Homework 3 for STATS216 by Bruno Pen Wu

Question 1

a) Best subset selection has the smallest training RSS. Best subset selection is guaranteed to find the model with the lowest training RSS (best fit) since it will go through every possible subset of predictors. While the other two methods do not iterate through every subset of predictors and might miss the model with the lowest training RSS.

b) In the absence of additional information, it is impossible to tell which method will yield the smallest test RSS. While the best subset selection is guaranteed to find the model with the lowest training RSS, this might return a model that overfits the data and thus result in a higher test RSS. Also, the other methods might select a model with lower test RSS just by chance if the test data happen to fit them better.

i. True.

ii. True.

iii. False. Forward and backwards selection might identify a different set of variables at different steps of the process, even at the same $ k $-variable model, the two selection processes might contain different variables.

iv. False. Same explanation as part iii above.

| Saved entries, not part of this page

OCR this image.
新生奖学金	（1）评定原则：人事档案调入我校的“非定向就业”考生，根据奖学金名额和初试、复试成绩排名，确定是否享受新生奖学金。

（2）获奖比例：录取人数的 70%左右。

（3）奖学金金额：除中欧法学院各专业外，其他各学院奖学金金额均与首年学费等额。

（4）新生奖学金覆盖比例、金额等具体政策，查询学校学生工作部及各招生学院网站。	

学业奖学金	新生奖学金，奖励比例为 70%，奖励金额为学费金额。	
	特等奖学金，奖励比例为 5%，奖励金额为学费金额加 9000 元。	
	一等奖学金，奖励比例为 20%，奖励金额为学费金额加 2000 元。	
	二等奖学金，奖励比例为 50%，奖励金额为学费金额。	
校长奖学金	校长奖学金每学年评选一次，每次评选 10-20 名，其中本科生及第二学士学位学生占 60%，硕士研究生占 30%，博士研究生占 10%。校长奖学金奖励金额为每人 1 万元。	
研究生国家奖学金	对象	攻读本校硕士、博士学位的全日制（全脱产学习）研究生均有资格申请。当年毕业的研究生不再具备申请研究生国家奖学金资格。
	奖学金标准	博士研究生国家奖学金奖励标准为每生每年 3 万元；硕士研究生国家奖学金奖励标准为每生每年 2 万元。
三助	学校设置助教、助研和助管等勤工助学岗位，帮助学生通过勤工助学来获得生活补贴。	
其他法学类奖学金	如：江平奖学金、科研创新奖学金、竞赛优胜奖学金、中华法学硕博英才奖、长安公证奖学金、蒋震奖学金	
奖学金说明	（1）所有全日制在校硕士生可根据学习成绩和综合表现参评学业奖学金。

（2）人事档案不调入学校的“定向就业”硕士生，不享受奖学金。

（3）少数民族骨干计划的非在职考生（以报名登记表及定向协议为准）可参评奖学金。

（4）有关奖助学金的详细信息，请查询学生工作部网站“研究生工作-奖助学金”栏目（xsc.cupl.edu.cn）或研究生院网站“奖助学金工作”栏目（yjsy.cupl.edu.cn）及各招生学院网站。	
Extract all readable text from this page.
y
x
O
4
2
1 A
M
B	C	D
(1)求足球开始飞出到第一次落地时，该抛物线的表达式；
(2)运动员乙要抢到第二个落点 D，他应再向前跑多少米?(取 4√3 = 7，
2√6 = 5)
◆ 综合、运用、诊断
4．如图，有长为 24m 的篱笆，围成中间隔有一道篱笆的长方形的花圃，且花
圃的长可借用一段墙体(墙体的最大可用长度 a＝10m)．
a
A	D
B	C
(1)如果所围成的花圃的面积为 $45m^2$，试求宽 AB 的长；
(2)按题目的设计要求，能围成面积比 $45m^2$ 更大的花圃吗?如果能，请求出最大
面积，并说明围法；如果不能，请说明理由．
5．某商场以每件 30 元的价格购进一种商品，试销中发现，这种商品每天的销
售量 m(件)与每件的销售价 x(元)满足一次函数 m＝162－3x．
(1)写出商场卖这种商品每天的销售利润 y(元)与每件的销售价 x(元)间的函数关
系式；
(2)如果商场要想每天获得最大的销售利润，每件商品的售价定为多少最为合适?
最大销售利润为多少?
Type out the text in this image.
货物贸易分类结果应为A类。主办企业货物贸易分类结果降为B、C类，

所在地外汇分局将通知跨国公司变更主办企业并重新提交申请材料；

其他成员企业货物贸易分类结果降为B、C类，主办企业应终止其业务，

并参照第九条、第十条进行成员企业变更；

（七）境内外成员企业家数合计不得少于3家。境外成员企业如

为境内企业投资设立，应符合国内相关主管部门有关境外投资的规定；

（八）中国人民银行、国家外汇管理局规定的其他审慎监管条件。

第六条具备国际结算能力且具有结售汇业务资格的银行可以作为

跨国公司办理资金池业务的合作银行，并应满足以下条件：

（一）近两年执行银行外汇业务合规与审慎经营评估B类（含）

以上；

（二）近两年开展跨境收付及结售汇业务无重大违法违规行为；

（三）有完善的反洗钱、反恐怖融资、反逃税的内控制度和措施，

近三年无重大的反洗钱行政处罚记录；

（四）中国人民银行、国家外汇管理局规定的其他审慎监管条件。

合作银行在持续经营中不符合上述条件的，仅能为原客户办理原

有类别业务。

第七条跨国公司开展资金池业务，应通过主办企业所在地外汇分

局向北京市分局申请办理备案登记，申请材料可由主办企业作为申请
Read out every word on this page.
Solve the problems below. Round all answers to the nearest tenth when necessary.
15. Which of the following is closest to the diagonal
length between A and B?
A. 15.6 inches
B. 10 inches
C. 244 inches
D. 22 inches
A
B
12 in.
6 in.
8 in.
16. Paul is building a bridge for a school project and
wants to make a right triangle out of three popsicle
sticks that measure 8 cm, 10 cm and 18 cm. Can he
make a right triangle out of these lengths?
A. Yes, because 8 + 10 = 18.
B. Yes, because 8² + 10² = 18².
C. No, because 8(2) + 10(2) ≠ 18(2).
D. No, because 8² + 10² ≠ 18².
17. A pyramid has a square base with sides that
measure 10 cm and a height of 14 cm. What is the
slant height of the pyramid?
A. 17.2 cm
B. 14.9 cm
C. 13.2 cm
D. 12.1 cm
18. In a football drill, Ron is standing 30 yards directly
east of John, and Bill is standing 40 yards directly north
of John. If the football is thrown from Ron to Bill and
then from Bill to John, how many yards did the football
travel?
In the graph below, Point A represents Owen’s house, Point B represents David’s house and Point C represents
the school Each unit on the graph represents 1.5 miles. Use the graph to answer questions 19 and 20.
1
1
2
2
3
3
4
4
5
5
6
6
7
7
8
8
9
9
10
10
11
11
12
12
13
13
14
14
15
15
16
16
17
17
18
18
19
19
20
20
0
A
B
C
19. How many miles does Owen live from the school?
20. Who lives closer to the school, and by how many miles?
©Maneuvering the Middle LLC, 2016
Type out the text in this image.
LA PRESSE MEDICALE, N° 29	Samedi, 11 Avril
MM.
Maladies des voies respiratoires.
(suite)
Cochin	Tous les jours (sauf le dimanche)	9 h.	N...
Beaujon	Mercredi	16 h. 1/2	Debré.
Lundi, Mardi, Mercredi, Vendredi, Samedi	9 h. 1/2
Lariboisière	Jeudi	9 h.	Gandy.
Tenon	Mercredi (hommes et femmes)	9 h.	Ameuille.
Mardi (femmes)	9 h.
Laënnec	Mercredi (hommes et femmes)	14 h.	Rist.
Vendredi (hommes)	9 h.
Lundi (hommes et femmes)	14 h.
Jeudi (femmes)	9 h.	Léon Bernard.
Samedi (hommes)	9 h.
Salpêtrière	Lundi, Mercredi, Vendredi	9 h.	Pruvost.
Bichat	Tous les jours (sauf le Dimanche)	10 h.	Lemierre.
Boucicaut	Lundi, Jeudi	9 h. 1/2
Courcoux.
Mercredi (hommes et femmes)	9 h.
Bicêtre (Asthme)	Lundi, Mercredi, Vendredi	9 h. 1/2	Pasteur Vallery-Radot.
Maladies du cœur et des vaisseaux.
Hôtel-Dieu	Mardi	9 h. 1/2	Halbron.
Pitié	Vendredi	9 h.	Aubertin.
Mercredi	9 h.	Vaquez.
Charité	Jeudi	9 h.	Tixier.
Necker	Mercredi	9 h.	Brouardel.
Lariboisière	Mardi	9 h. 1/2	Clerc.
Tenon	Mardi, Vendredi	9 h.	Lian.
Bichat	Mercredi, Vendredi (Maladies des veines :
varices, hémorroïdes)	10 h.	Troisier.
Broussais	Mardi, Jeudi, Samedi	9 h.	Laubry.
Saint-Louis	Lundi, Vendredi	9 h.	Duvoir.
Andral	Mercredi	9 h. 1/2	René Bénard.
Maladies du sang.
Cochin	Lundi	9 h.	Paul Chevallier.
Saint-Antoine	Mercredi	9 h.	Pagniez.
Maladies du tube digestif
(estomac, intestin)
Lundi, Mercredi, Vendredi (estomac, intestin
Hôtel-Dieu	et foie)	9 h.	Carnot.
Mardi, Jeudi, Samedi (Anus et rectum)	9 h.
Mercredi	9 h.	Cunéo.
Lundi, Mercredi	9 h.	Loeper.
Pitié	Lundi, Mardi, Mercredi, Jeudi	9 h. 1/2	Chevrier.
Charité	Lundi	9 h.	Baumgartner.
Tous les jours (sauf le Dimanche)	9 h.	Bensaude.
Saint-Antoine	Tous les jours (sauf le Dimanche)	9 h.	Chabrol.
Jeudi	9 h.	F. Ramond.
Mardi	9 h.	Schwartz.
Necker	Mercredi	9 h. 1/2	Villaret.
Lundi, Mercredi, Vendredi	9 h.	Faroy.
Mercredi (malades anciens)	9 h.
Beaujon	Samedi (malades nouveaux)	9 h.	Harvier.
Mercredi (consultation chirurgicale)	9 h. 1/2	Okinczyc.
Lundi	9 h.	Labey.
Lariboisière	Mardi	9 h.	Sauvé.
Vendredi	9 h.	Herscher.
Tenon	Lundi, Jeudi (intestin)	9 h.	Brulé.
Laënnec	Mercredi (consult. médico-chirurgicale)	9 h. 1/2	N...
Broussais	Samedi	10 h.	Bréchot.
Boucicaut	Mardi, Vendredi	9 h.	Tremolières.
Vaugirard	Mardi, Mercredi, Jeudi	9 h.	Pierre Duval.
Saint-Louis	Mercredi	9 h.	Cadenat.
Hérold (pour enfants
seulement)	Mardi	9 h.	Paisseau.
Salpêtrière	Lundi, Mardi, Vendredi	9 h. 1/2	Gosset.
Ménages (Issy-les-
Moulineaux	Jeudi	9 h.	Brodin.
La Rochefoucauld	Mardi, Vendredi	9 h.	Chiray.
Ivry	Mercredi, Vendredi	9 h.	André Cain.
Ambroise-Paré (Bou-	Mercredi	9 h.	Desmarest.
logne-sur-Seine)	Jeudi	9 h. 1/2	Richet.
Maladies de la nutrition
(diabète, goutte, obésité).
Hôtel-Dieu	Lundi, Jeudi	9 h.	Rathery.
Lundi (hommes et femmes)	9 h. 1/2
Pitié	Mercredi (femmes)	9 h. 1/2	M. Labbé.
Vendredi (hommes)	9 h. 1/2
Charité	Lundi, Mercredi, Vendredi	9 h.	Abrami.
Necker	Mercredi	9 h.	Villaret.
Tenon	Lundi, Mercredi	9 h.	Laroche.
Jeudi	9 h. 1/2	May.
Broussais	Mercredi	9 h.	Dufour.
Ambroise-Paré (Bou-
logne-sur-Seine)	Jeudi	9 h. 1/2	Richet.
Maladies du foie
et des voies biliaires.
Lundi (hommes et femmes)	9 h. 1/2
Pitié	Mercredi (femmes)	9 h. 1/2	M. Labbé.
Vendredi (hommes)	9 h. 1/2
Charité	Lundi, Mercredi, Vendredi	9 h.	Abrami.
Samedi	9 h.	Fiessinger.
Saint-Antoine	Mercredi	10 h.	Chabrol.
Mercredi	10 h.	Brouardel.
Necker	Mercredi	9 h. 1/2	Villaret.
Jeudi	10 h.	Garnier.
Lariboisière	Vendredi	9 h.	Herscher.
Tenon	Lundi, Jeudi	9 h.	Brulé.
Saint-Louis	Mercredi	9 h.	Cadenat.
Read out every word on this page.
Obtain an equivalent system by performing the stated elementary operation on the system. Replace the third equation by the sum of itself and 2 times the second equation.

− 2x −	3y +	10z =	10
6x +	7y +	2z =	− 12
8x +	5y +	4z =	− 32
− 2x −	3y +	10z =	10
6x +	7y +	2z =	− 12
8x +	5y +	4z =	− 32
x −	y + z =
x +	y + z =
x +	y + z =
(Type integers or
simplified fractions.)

v. False. In the $ (k+1) $-variable model, best subset method might identify a variable that didn't exist in the prior $ k $-variable model. This is could be caused by correlation amongst several of the predictors.

Question 2

a) When $ \lambda=\infty $, the roughness penalty becomes so large that $ g $ is forced to be perfectly smooth according to the order of derivative (or degree of freedom) of the penalty term (i.e. $ m $). If $ m=0 $, that means that the 0th derivative (or the function itself) is 0 everywhere. Essentially, you cannot fit any function through the data at all and $ \hat{g}=0 $. This is the same as having a 0 degree of freedom. Sample sketch (using the Wage data):

library(ISLR)
attach(Wage)
plot(age, wage, ylim = c(0, max(wage)))
abline(h = 0, lwd = 5, col = "blue")  #g=0

plot of chunk unnamed-chunk-1

b) Again, when $ \lambda=\infty $, the roughness penalty becomes so large that $ g $ is forced to be perfectly smooth according to the penalty term. $ m=1 $ means that the first derivative is 0 everywhere and that the 0th derivative (or the function itself) is a constant. This is essentially giving $ \hat{g} $ 1 degree of freedom - you are free to choose an intercept that would minimize the loss function. This means that $ \hat{g} $ is a constant and the value of the constant is the mean value of all of the $ y_i $ (the simple average). Sample sketch (using the Wage data:

plot(age, wage)
abline(h = mean(wage), lwd = 2, col = "blue")  #simple average of the response values

plot of chunk unnamed-chunk-2

c) When $ \lambda=\infty $ and $ m=2 $, the second derivative of the function is 0 everywhere and the first derivative is constant. This means that $ \hat{g} $ in this case would be a straight line and the line will be the linear least square line. Essentially, $ \hat{g} $ in this case can have 2 degrees of freedom - you are free to choose an intercept and a slope that would minimize the loss function. Since the loss function amounts to minimizing the residual sum of squares, the line will be equivalent to the linear regression line using least square. Sample sketch:

plot(age, wage)
abline(lm(wage ~ age), lwd = 2, col = "blue")  #least squares linear regression line

plot of chunk unnamed-chunk-3

d) When $ \lambda=\infty $ and $ m=3 $, the third derivative of the function is 0 everywhere and the second derivative is constant. This means that $ \hat{g} $ in this case is allowed to be a second-degree polynomial and the curve will be equivalent to fitting a degree-2 polynomial using least squares. Essentially, $ \hat{g} $ in this case can have 3 degrees of freedom - you are free to choose an intercept, a slope and the rate of change in the slope (curvature) that would minimize the loss function. Since the loss function amounts to minimizing the residual sum of squares, the curve will be equivalent to the degree-2 polynomial regression curve using least squares.

plot(age, wage)
agelims = range(age)
age.grid = seq(from = agelims[1], to = agelims[2])
fit = lm(wage ~ poly(age, 2))
preds = predict(fit, newdata = list(age = age.grid))
lines(age.grid, preds, lwd = 2, col = "blue")  #least squares degree-2 polynomial regression curve

plot of chunk unnamed-chunk-4

e) When $ \lambda=0 $, the roughness penalty has no effect. So $ \hat{g} $ will interpolate through all of the $ y_i $. Turns out the maximum degrees of freedom = number of unique $ x_i $ (according to the R function smooth.spline()).

plot(age, wage)
lines(smooth.spline(age, wage, df = 61), lwd = 2, col = "blue")  #interpolating through all y. Maximum df is the number of unique values of x (which was 61 in the case of the age variable)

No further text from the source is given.